Ibit eo quo vis qui Zonam perdidit;

and appeared fully convinced, that no persons will behave so desperately in action as those who are tired of their lives.

On the 11th, the other party which had left Wana the day before ourselves, arrived, having, according to custom, neither taken nor seen any thing.

On the 12th, one of the rebels with his wife came to La Rochelle, and surrendered themselves voluntarily to the commander in chief. This day Fourgeoud acquainted me now himself, that I was at liberty to go and refit at Paramaribo when I thought proper. This proposal I gladly accepted, and that moment prepared for my departure, with some other officers, leaving behind us himself and a band of such scare-crows as would have disgraced the garden or field of any farmer in England. Among these was a Society captain, named Larcher, who declared to me he never combed, washed, shaved, or shifted, or even put off his boots, till all was rotted from his body. At last arrived the happy hour, when, taking leave of my tattered companions, I and five more, with a [283]tent-boat and six oars, rowed strait down for Paramaribo, still in good health and in a flow of spirits, and at the very summit of contentment.
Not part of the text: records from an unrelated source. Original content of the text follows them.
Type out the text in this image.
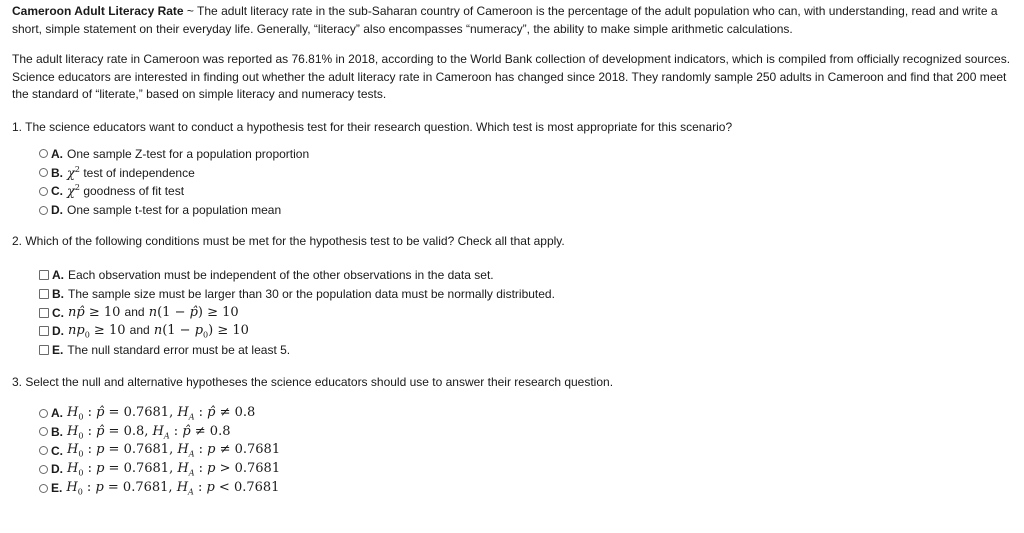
Cameroon Adult Literacy Rate ~ The adult literacy rate in the sub-Saharan country of Cameroon is the percentage of the adult population who can, with understanding, read and write a short, simple statement on their everyday life. Generally, “literacy” also encompasses “numeracy”, the ability to make simple arithmetic calculations.
The adult literacy rate in Cameroon was reported as 76.81% in 2018, according to the World Bank collection of development indicators, which is compiled from officially recognized sources. Science educators are interested in finding out whether the adult literacy rate in Cameroon has changed since 2018. They randomly sample 250 adults in Cameroon and find that 200 meet the standard of “literate,” based on simple literacy and numeracy tests.
1. The science educators want to conduct a hypothesis test for their research question. Which test is most appropriate for this scenario?
A. One sample Z-test for a population proportion
B. $\chi^2$
test of independence
C. $\chi^2$
goodness of fit test
D. One sample t-test for a population mean
2. Which of the following conditions must be met for the hypothesis test to be valid? Check all that apply.
A. Each observation must be independent of the other observations in the data set.
B. The sample size must be larger than 30 or the population data must be normally distributed.
C. np̂ ≥ 10 and n(1 − p̂) ≥ 10
D. $np_0 \ge 10$ and $n(1 - p_0) \ge 10$
E. The null standard error must be at least 5.
3. Select the null and alternative hypotheses the science educators should use to answer their research question.
A. $H_0$ : p̂ = 0.7681, $H_A$ : p̂ ≠ 0.8
B. $H_0$ : p̂ = 0.8, $H_A$ : p̂ ≠ 0.8
C. $H_0$ : p = 0.7681, $H_A$ : p ≠ 0.7681
D. $H_0$ : p = 0.7681, $H_A$ : p > 0.7681
E. $H_0$ : p = 0.7681, $H_A$ : p < 0.7681
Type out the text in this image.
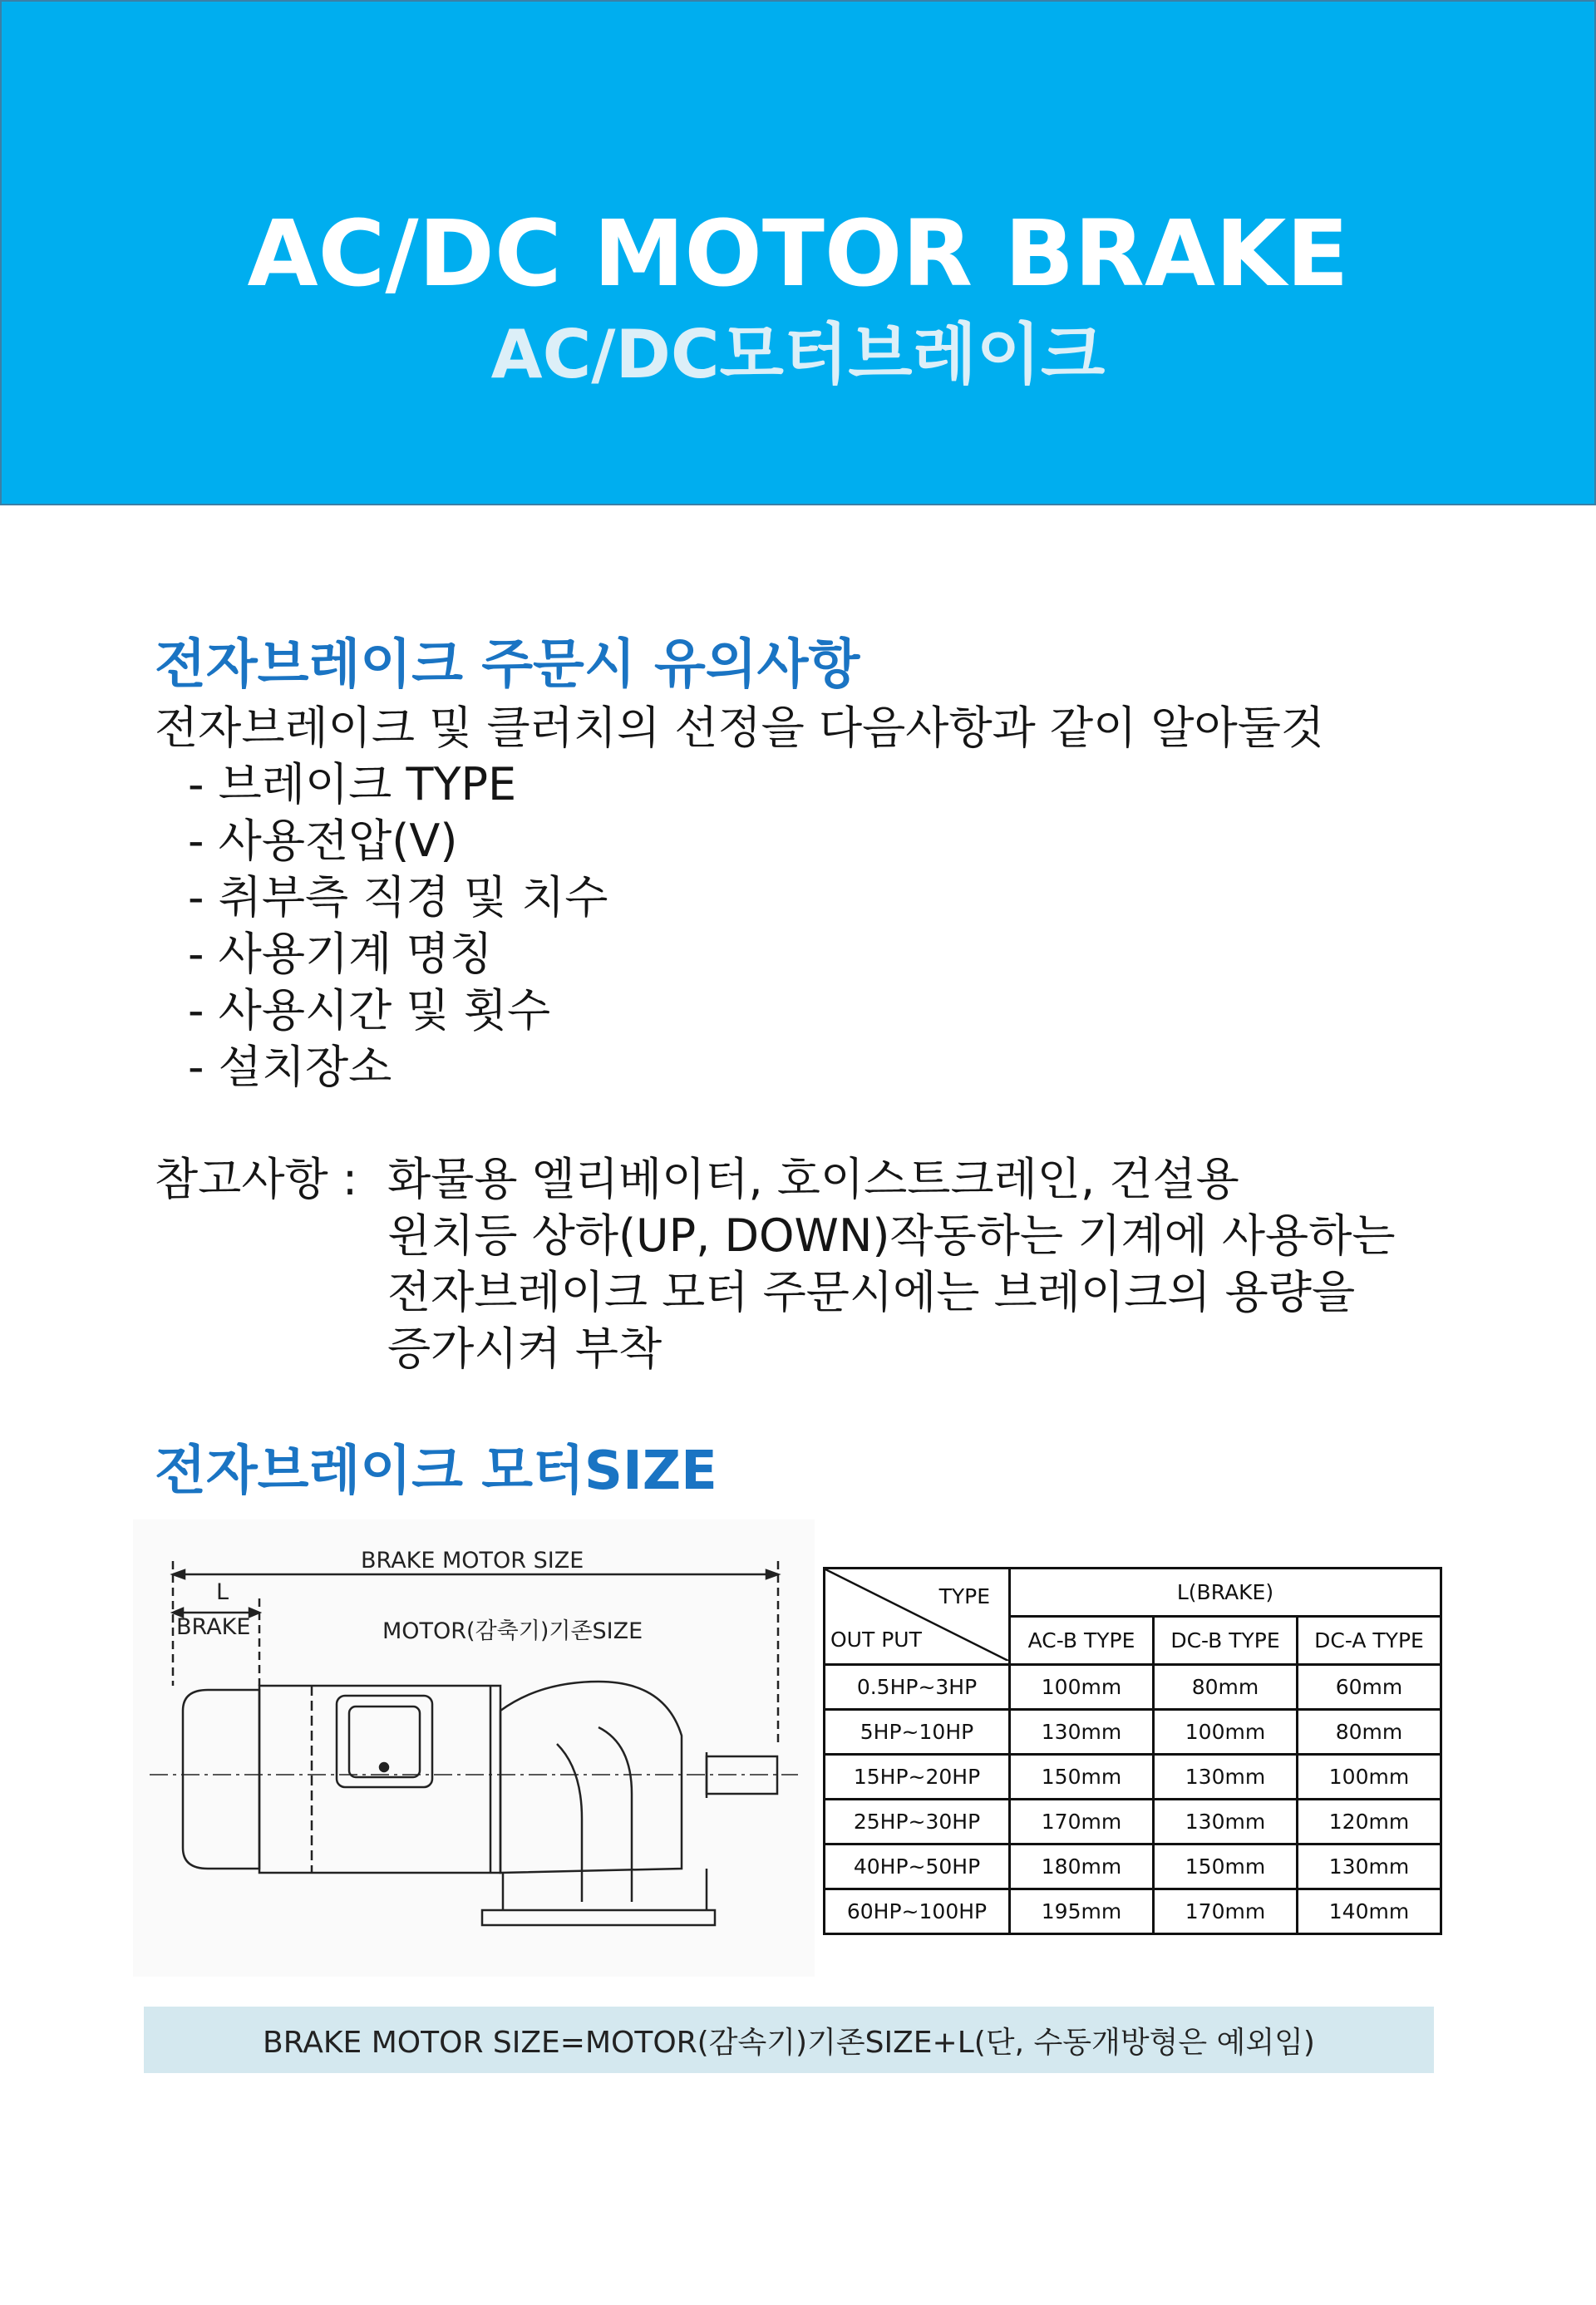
AC/DC MOTOR BRAKE
AC/DC모터브레이크
전자브레이크 주문시 유의사항
전자브레이크 및 클러치의 선정을 다음사항과 같이 알아둘것
- 브레이크 TYPE
- 사용전압(V)
- 취부측 직경 및 치수
- 사용기계 명칭
- 사용시간 및 횟수
- 설치장소
참고사항 : 화물용 엘리베이터, 호이스트크레인, 건설용
윈치등 상하(UP, DOWN)작동하는 기계에 사용하는
전자브레이크 모터 주문시에는 브레이크의 용량을
증가시켜 부착
전자브레이크 모터SIZE
BRAKE MOTOR SIZE
L
BRAKE	MOTOR(감축기)기존SIZE
TYPE
OUT PUT	L(BRAKE)		
	AC-B TYPE	DC-B TYPE	DC-A TYPE
0.5HP~3HP	100mm	80mm	60mm
5HP~10HP	130mm	100mm	80mm
15HP~20HP	150mm	130mm	100mm
25HP~30HP	170mm	130mm	120mm
40HP~50HP	180mm	150mm	130mm
60HP~100HP	195mm	170mm	140mm
BRAKE MOTOR SIZE=MOTOR(감속기)기존SIZE+L(단, 수동개방형은 예외임)
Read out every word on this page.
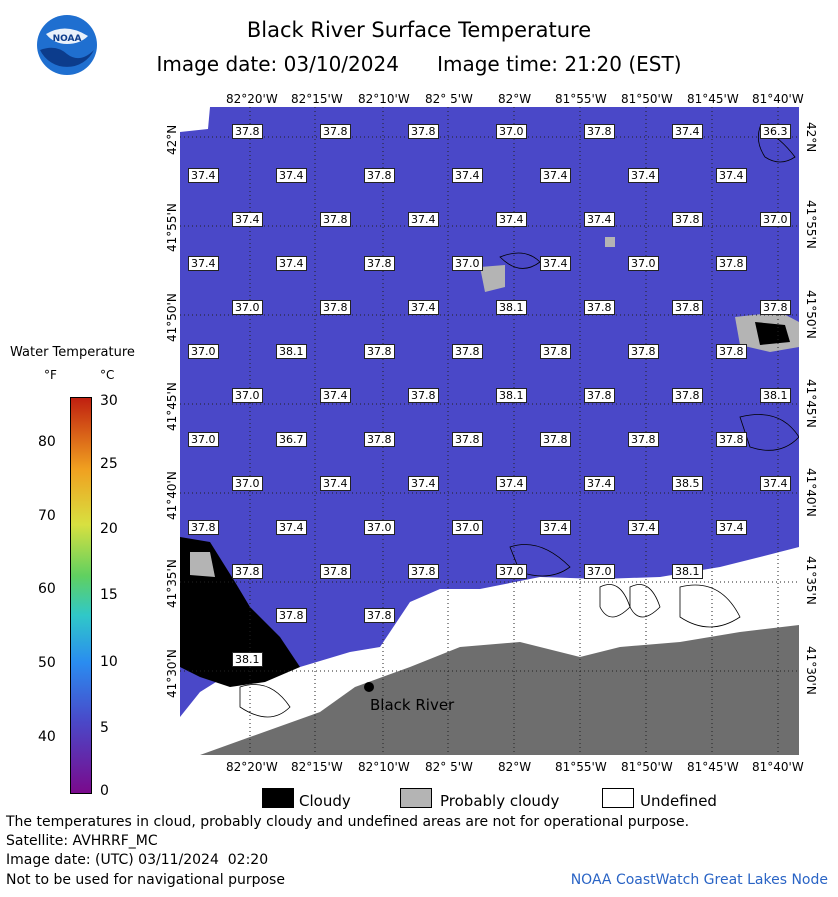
NOAA	Black River Surface Temperature
Image date: 03/10/2024 Image time: 21:20 (EST)
Black River
37.8	37.8	37.8	37.0	37.8	37.4	36.3
37.4	37.4	37.8	37.4	37.4	37.4	37.4
37.4	37.8	37.4	37.4	37.4	37.8	37.0
37.4	37.4	37.8	37.0	37.4	37.0	37.8
37.0	37.8	37.4	38.1	37.8	37.8	37.8
37.0	38.1	37.8	37.8	37.8	37.8	37.8
37.0	37.4	37.8	38.1	37.8	37.8	38.1
37.0	36.7	37.8	37.8	37.8	37.8	37.8
37.0	37.4	37.4	37.4	37.4	38.5	37.4
37.8	37.4	37.0	37.0	37.4	37.4	37.4
37.8	37.8	37.8	37.0	37.0	38.1
37.8	37.8
38.1
82°20'W 82°15'W 82°10'W 82° 5'W 82°W 81°55'W 81°50'W 81°45'W 81°40'W
82°20'W 82°15'W 82°10'W 82° 5'W 82°W 81°55'W 81°50'W 81°45'W 81°40'W
42°N
41°55'N
41°50'N
41°45'N
41°40'N
41°35'N
41°30'N
42°N
41°55'N
41°50'N
41°45'N
41°40'N
41°35'N
41°30'N
Water Temperature
°F	°C
80
70
60
50
40
30
25
20
15
10
5
0
Cloudy	Probably cloudy	Undefined
The temperatures in cloud, probably cloudy and undefined areas are not for operational purpose.
Satellite: AVHRRF_MC
Image date: (UTC) 03/11/2024  02:20
Not to be used for navigational purpose	NOAA CoastWatch Great Lakes Node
At Devil’s Harwar I met a cargo of tea, coffee, biscuit, butter, sugar, lemons, rum, and twenty bottles of claret, sent me by my friends, directed to La Rochelle, which I again, notwithstanding the barbarous usage that I had so lately met with, gave all in a present to poor Fourgeoud, twelve bottles of wine excepted, which we drank in the barge to the healths of our wives and mistresses; nor could I help pitying Colonel Fourgeoud, whose age (he being about sixty) and indefatigable exertions claimed the attention of the most indifferent: for during this trip, though but few rebels were taken, he had certainly scoured the forest from the river Comewina to the mouth of the Wana Creek, dispersed the enemy, and demolished their habitations, fields, and gardens, and thus cut them off from all prospect of support.

On the evening of the 13th, we supped at the estate Mondesire, and thence kept rowing down all night and day, shouting and singing till the 15th at noon, when, the tide serving, we went on shore at the fortress Amsterdam; whence crossing the river, we arrived before Mr. De Lamar’s door at Paramaribo. I stept ashore among a croud of friends, who all flocked round to see and to welcome me to town.

I next sent for my inestimable Joanna, who burst [284]into tears the moment she beheld me, not only for joy at my still existing (for it had been reported that I was no more) but also from seeing my very distressed situation.—Thus ended my second campaign, and with this I put an end to the chapter. [285]


1 The largest of all the palm species.